血液中のヘモグロビンや、サイトクロームと呼ばれる酵素群では、その機能を果たす部分には、「ヘム」と呼ばれる鉄化合物を持っている。シアンはそのヘムの鉄に結合することで、毒性を出すことがわかっている。なので、シアン中毒の治療は、ヘムからシアン基を外す、という事になる。ただ、シアン中毒、として医学生時代に勉強したのは、亜硝酸・チオ硫酸療法だけ(教科書にもそれしか載っていなかった。シアン中毒で検索をかけても、圧倒的に亜硝酸・チオ硫酸療法のことが引っかかってくる)であった。

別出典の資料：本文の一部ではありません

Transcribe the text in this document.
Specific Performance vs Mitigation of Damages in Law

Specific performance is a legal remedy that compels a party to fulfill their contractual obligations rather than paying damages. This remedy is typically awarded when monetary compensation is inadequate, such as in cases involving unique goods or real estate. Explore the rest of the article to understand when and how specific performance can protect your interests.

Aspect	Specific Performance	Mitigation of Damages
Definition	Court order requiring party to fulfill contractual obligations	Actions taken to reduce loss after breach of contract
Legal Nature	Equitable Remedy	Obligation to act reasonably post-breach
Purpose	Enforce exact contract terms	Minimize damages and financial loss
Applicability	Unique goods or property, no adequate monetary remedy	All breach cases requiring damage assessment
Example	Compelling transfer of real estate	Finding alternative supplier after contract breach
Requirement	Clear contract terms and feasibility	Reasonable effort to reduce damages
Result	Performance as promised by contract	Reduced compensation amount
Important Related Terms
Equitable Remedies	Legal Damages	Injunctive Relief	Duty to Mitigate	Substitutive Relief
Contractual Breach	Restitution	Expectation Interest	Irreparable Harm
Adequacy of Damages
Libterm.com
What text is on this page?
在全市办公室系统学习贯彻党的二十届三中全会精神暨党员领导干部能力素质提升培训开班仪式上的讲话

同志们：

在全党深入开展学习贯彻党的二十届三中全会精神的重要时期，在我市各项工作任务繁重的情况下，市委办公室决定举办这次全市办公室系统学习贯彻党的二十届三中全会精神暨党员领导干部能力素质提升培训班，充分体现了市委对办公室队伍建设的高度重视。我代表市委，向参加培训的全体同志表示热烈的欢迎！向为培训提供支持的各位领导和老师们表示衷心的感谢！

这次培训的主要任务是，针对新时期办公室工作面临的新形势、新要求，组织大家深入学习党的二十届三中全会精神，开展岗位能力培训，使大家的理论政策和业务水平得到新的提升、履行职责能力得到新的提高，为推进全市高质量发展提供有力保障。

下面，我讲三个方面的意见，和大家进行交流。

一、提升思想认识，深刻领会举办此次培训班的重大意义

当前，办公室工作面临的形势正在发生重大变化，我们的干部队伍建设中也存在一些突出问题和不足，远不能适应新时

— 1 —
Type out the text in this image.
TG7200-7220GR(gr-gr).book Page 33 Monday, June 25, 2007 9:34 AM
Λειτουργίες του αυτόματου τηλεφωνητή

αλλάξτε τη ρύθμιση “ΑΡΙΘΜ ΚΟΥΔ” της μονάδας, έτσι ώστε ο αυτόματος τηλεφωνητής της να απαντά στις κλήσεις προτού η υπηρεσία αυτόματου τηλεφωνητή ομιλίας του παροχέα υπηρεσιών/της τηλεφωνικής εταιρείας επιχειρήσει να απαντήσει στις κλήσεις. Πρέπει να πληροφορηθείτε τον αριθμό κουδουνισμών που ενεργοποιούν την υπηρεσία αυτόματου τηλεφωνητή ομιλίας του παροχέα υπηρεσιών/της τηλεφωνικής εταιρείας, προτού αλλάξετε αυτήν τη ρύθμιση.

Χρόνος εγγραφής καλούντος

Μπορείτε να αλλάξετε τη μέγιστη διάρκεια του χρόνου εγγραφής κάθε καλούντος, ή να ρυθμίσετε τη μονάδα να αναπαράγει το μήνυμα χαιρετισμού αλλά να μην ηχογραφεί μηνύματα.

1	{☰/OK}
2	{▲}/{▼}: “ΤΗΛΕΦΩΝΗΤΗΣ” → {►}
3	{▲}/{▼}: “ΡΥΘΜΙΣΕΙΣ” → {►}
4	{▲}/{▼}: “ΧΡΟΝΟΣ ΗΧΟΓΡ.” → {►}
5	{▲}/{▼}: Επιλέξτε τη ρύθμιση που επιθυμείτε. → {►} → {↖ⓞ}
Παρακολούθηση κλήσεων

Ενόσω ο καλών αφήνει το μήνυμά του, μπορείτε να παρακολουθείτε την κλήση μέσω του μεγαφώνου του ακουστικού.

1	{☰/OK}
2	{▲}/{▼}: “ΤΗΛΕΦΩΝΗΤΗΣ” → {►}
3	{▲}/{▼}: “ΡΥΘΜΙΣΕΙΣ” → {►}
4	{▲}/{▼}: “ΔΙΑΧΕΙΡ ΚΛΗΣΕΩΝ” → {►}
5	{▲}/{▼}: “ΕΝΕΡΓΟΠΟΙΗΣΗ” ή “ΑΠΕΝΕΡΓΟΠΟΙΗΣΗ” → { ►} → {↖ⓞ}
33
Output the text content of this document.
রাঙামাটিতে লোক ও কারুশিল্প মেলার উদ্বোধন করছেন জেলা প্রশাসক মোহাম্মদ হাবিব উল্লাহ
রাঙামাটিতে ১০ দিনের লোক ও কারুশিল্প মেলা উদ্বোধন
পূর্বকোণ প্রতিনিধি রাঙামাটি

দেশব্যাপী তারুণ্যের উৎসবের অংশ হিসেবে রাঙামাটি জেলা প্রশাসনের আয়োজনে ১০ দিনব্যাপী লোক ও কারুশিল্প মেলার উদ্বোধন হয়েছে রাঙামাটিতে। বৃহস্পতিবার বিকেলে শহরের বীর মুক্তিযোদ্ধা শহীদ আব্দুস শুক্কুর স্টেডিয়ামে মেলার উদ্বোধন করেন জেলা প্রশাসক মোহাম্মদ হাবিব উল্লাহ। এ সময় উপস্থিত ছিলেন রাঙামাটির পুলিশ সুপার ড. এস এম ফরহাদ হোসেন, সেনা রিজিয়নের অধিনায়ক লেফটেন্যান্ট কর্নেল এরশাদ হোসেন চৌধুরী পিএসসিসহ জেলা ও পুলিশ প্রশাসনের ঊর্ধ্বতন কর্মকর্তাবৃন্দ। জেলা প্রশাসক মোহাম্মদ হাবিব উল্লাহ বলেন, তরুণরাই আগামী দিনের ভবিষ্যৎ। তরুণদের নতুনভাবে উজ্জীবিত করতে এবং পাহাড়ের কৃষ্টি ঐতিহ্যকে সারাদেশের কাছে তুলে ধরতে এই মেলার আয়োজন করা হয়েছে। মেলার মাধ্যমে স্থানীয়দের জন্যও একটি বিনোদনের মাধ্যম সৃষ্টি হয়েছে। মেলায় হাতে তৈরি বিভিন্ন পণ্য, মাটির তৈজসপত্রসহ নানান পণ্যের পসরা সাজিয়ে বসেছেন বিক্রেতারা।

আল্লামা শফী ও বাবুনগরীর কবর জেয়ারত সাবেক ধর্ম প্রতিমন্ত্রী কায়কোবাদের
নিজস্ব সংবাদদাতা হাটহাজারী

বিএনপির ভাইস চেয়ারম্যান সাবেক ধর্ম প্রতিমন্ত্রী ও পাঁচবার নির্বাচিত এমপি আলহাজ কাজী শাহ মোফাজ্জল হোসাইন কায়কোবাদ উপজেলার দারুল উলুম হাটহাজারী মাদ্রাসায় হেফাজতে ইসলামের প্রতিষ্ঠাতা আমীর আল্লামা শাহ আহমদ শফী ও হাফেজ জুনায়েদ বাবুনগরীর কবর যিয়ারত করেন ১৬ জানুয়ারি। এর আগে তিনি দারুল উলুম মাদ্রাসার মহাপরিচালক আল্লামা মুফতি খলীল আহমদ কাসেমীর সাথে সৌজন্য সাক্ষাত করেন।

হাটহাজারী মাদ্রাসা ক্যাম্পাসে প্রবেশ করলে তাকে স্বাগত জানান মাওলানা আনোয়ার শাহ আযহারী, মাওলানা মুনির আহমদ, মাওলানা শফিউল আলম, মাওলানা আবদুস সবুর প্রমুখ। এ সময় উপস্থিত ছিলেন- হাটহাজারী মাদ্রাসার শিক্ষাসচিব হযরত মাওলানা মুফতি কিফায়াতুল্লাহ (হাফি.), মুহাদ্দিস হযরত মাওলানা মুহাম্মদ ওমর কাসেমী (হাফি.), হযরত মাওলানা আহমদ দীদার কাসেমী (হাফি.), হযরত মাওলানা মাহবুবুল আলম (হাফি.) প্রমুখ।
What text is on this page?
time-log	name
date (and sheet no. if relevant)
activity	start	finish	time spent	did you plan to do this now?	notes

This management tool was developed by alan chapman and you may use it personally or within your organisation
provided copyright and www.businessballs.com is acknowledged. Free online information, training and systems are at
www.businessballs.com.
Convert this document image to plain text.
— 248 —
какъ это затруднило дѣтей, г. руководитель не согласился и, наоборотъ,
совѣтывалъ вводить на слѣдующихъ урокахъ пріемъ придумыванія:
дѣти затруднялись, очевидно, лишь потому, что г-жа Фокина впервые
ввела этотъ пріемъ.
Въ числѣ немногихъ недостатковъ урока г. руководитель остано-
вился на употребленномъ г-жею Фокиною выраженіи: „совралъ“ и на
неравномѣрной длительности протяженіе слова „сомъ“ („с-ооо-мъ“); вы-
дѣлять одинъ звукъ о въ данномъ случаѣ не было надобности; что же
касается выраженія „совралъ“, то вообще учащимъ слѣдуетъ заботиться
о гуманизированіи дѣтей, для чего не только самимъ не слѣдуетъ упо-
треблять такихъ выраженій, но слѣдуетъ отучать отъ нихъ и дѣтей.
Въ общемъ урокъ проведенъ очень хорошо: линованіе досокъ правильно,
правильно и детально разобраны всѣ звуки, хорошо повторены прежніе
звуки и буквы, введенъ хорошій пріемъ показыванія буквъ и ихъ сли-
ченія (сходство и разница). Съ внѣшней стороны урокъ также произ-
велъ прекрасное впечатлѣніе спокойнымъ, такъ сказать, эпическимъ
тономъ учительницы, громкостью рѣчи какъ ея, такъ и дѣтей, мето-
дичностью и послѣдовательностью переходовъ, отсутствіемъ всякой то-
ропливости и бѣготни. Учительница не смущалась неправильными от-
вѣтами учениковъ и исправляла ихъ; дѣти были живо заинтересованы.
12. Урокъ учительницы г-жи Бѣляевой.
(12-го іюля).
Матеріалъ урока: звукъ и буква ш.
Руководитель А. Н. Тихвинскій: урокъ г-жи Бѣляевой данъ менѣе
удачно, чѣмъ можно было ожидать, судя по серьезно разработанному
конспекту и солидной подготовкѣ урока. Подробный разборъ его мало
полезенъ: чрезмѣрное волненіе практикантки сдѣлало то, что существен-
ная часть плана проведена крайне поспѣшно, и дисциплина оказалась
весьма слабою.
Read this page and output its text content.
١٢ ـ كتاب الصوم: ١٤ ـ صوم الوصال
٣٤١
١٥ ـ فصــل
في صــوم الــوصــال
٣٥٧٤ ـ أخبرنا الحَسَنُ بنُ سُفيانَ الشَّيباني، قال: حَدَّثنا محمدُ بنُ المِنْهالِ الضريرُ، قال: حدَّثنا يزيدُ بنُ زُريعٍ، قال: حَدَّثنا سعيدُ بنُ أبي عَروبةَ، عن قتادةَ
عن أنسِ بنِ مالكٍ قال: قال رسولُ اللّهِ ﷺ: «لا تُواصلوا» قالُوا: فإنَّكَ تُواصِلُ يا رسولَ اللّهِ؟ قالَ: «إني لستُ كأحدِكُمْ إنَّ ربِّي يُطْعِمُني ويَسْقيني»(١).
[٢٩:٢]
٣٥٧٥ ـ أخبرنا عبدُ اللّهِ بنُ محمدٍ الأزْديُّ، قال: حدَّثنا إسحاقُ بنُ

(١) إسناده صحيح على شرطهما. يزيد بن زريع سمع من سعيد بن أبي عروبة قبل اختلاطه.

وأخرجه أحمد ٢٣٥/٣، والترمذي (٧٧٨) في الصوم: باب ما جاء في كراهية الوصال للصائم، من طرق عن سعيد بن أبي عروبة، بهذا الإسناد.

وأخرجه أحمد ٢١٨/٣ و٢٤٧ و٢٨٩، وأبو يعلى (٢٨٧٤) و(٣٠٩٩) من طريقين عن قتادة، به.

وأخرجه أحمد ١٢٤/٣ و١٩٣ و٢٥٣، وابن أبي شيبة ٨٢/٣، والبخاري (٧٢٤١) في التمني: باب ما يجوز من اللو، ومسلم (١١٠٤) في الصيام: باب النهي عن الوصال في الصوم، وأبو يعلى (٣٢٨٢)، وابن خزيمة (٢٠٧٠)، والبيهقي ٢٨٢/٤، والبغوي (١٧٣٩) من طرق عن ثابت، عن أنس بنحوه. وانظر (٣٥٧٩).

ここで2つ目の知識として、ビタミンB12(コバラミン:コバルトの化合物の一つである)は、シアン基を持ったシアノコバラミンと、問題の選択肢にあった、水酸基を持つヒドロキソコバラミンがある、という事である。シアン中毒を発症している方に大量のヒドロキソコバラミンを投与すると、コバラミンのコバルトが、ヘム鉄からシアン基をぶんどって、シアノコバラミンになってくれるとのこと。という事で正解は「ヒドロキソコバラミン」とのことだった。


確かに亜硝酸・チオ硫酸療法は結構荒くったい治療法である。それをするよりヒドロキソコバラミンを投与する方が気が楽である。


こんな感じで、どの問題もひとひねり、ふたひねり聞いた問題が出題されていた。


このように「セルフトレーニング問題」を解く、という事で「セルフトレーニング」してください、というのが内科学会のスタンスなのであろう。普段全く使わない知識なので、いろいろ勉強になったが、それでも平均点に届かないのは、「わたしっておバカちゃん…」と落ち込んだ。